Они говорили: «Вы должны быть клиентоориентированными» (меня до сих пор трясет, когда слышу это неуклюжее громоздкое слово!). Мы отвечали: «Но нас всего двое в смене. Вы экономите на зарплате, не нанимаете дополнительных сотрудников, и поэтому мы сегодня работали без обеда. И вчера тоже. И завтра тоже будем работать без обеда. А еще мы даже не можем сходить в туалет или выпить стакан воды, потому что клиентов слишком много и они постоянно идут и идут, а нас всего двое».
Они говорили, нет, они требовали: «Вы должны подскакивать со своих мест, как только заходит клиент – в ту же секунду, не позже!» Мы отвечали: «Но мы устали. Мы подскакивали целый день. И вчера тоже. И позавчера. Мы больше не можем подскакивать. К тому же клиентов это пугает. Вы спросите у них!»
Нас регулярно заставляли перерабатывать, только чтобы не нанимать больше сотрудников и не платить им оклады. На нас экономили, как на чайных пакетиках: выжимали из нас все, что только можно – до капельки, – а потом просто выбрасывали. При этом они постоянно считали и высчитывали – не только свой навар, но и нашу эффективность. Выстраивали специальные графики. Да-да, для них мы были всего лишь механизмами, эффективность работы которых можно посчитать! Эффективность человека… Сегодня это звучит дико, не так ли? Бывает эффективность труда, эффективность каких-либо действий или принятых мер. Но может ли быть эффективность человека? Да, может. Они заставили нас в это поверить. Точнее в то, что вот мы-то как раз совсем не эффективны. Нам постоянно открывали эти чертовы графики и таблицы и тыкали в экран. Помню, как мы краснели, видя, что наш собственный столбик гораздо ниже, чем положено, чем у других наших коллег. Мы чувствовали себя так, словно это не результат чьих-то ошибочных, нереальных ожиданий, а словно мы действительно настолько тупы и никчемны.
Все эти глупые, нелепые и невыполнимые стандарты и правила воплотились для нас в неказистой фигурке нашего маленького, но властного администратора. Все понимали, что большая часть наших сил уходит не на выполнение наших прямых обязанностей, а на то чтобы стоически держаться под натиском Кантур. Она ежедневно дрючила нас тупыми, бессмысленными придирками – ко всему, к каждой мелочи! Она заставляла нас говорить с клиентами одними и теми же дурацкими заученными фразами из скриптов продаж и ругалась, если мы отступали от шаблона хоть на одно слово. В глазах клиентов мы, должно быть, выглядели нелепыми тупыми марионетками – ряд безвольных идиоток в одинаковых белых блузках, которые талдычат одинаковый текст, загруженный им в мозг. Но ничего не поделаешь. Таковы были правила игры, и мы их приняли.

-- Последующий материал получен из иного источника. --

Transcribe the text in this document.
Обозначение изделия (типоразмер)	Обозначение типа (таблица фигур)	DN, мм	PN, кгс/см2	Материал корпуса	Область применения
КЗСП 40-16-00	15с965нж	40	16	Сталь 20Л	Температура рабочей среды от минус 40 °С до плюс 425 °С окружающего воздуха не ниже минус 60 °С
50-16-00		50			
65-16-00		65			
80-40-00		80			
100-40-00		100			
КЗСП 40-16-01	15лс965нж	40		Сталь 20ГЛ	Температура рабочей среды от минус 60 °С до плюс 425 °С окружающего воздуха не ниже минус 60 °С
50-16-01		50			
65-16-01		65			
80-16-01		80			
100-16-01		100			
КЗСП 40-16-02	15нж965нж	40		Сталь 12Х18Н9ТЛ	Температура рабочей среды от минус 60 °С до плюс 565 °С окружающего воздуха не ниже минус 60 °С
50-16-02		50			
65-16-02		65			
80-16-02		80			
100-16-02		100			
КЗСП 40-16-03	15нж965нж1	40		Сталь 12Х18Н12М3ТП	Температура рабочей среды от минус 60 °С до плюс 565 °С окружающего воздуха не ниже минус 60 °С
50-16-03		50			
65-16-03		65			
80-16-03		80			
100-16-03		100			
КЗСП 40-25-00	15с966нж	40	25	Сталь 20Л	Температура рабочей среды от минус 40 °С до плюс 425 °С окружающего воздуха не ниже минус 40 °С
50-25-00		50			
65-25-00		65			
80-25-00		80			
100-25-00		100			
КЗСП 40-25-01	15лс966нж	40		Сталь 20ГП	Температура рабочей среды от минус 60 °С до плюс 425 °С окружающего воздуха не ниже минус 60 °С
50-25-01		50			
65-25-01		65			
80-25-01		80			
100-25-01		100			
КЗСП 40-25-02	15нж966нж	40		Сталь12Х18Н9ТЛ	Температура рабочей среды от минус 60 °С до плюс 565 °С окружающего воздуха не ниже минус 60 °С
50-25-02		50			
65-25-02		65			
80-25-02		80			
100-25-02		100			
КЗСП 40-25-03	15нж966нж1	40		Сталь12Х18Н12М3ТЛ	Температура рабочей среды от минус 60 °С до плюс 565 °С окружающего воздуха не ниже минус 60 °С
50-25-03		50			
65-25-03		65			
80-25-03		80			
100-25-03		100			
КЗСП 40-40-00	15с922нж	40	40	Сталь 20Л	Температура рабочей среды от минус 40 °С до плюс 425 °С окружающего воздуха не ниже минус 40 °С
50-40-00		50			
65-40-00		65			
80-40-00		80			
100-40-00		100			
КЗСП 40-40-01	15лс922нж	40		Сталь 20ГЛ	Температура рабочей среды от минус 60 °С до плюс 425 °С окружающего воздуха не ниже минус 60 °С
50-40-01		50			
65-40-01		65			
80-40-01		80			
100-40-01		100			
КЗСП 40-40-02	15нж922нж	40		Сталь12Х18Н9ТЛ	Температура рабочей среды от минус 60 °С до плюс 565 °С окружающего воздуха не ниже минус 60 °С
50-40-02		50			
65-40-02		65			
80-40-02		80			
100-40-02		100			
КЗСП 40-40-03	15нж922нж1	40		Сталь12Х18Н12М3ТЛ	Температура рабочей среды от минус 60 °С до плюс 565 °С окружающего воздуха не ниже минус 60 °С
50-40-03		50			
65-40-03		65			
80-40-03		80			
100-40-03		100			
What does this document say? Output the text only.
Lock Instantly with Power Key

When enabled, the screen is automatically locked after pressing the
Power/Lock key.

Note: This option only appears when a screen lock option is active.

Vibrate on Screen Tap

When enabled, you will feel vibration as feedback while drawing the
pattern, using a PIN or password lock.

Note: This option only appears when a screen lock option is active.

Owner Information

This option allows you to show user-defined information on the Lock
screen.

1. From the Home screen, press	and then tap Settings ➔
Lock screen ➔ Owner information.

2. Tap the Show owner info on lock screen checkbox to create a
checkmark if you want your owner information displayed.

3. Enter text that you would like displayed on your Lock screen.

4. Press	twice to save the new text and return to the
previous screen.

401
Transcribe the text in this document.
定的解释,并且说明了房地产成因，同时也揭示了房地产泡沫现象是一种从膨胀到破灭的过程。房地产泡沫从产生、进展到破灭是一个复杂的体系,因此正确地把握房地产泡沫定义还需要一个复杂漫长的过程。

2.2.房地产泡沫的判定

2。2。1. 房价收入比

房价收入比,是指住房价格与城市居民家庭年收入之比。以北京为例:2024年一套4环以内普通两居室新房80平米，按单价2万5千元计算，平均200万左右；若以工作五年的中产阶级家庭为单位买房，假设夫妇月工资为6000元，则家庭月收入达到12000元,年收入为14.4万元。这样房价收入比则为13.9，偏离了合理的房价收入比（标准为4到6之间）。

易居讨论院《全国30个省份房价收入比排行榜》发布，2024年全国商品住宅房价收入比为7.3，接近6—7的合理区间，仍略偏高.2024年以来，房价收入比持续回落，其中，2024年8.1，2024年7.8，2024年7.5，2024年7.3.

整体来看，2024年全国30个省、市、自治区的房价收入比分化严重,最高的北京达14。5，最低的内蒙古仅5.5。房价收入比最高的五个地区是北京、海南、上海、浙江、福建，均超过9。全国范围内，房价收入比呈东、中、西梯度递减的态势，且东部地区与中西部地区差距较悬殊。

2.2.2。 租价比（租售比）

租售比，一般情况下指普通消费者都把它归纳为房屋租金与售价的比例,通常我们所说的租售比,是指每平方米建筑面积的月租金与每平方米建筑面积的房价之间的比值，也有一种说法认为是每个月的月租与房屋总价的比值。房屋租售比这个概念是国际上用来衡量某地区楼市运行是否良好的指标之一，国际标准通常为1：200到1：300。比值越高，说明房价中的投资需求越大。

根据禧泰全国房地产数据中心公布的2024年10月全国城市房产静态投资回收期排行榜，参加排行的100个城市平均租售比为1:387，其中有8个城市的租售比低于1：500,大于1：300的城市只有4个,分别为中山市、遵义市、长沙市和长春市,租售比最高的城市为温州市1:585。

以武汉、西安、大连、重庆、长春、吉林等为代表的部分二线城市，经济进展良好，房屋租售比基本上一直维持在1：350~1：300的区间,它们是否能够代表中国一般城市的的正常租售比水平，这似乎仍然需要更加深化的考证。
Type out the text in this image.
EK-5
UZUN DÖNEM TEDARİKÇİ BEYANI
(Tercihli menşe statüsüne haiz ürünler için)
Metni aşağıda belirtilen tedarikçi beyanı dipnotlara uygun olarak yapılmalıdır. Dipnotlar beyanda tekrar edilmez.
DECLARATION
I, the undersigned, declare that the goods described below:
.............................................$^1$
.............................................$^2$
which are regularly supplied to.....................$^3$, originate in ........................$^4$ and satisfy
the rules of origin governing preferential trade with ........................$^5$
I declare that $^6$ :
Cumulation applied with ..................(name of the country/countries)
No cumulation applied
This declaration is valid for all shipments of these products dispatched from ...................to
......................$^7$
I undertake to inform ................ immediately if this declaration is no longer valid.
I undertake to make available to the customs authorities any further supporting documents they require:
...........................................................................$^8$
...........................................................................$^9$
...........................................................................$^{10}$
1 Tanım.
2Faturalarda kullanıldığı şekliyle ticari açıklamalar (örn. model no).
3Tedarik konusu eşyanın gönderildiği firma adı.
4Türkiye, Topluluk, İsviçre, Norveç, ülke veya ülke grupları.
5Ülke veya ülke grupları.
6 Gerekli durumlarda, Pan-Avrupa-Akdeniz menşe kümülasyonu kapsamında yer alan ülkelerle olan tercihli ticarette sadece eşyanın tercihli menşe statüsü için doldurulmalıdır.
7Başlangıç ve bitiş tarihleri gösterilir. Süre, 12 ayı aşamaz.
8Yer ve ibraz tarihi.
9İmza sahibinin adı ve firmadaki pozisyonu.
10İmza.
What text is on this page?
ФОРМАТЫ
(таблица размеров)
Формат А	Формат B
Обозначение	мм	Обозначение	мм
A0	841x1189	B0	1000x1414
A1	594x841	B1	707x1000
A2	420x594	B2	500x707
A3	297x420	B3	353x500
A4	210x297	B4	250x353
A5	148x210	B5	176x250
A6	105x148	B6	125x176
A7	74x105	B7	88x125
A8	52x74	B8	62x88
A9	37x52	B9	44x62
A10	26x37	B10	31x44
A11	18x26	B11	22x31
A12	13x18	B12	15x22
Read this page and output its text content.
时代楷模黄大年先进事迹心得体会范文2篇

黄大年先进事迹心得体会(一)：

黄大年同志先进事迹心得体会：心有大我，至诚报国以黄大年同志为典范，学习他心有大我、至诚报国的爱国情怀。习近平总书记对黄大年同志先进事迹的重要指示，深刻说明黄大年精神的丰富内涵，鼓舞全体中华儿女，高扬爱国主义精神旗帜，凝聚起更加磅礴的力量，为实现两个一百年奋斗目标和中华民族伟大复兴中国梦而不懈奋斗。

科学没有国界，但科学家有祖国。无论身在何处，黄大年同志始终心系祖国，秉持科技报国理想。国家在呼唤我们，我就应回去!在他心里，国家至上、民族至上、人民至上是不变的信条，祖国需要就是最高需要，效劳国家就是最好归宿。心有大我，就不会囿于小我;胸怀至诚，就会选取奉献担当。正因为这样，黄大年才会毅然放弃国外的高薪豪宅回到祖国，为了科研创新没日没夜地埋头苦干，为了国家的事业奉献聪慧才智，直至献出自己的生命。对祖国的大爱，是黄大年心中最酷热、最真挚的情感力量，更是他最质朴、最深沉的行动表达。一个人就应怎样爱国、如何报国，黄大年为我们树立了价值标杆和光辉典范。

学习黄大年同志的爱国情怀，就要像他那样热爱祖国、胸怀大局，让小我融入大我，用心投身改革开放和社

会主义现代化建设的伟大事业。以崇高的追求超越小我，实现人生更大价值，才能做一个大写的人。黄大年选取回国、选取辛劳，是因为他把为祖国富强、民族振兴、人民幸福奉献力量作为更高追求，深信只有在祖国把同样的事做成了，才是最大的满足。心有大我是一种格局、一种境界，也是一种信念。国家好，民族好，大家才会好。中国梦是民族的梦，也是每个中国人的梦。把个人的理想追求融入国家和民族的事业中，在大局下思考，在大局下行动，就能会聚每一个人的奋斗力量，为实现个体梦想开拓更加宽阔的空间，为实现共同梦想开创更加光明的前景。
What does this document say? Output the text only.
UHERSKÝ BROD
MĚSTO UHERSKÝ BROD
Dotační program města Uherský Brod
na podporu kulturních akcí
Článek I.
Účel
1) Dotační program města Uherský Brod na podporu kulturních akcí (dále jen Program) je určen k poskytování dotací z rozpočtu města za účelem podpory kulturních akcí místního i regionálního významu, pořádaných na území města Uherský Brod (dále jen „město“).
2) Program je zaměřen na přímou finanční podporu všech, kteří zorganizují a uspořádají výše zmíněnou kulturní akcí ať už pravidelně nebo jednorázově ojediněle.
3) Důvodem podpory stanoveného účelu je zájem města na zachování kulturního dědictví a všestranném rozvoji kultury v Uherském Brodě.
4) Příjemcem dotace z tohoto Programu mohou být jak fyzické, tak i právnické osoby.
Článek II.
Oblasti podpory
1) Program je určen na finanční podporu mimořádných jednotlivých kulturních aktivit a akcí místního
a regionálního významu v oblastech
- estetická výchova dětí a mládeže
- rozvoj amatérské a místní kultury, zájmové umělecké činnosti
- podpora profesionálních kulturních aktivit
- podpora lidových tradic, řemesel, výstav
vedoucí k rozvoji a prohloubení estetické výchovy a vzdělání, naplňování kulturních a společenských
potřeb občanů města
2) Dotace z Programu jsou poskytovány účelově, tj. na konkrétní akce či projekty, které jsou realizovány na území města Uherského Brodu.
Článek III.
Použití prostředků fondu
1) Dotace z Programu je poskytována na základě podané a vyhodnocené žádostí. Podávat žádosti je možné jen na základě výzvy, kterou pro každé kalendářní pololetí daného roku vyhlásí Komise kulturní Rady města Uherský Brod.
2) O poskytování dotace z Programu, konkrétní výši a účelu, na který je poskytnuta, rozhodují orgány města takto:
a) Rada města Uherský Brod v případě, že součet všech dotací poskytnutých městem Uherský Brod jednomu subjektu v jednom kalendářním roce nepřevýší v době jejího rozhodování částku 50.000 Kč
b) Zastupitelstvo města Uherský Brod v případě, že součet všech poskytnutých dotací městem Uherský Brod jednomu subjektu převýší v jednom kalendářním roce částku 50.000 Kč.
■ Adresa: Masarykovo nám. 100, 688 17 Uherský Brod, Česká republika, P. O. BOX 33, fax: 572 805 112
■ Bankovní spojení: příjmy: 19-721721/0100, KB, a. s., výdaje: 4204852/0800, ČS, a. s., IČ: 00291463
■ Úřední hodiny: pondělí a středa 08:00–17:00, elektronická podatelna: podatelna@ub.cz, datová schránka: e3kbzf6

Но эти глупые правила нас, конечно, корежили. Еще как! Под их давлением давали сбои наши организмы. У моей соседки слева был нервный тик. А еще гиперемия: у нее краснели пятнами шея и лицо, когда она волновалась. А волноваться приходилось часто – вот она и ходила все время пятнистая. Даже стала носить свитера с высоким глухим воротом – под самое горло. И пудрить лицо толстым слоем белой пудры.
Однажды она призналась мне:
– Я не сплю уже месяц наверно, я не помню точно. Я всерьез думаю, не повеситься ли мне.
Моя соседка справа сошла с ума несколько иначе. Она все время твердила:
– Я обожаю двери. Я обожаю все, что связано с дверьми. Или дверями. Как правильно говорить?
Я пыталась узнать о ее интересах: вдруг мы подружимся. Ведь я только приехала в город …sk, и у меня здесь совсем не было друзей. Я спросила, что она читает. Я всем всегда задавала этот вопрос – именно ответ на него давал мне понять, сойдемся ли мы с этим человеком. Но моя соседка фыркнула:
– Если я что-то и читаю, то только про двери!
И продолжила всем твердить, как она их любит. А как-то раз, в конце очередного трудного дня мы вдвоем разгребали завал заявок и договоров, к которому Кантур с удовольствием добавила еще пяток «срочных», но на самом деле ненужных поручений. Когда мы остались с ней одни, эта девчонка неожиданно сорвалась, впала в истерику, начала разбрасывать вокруг себя чертежи и, судорожно глотая слезы, призналась мне, что на самом деле она их, эти двери, ненавидит! Ну просто терпеть не может!
– Только никому об этом не говори! Особенно Рыжей!
Я смотрела на нее и недоумевала: так слететь с катушек из-за работы! Ну со мной-то такого точно никогда не будет!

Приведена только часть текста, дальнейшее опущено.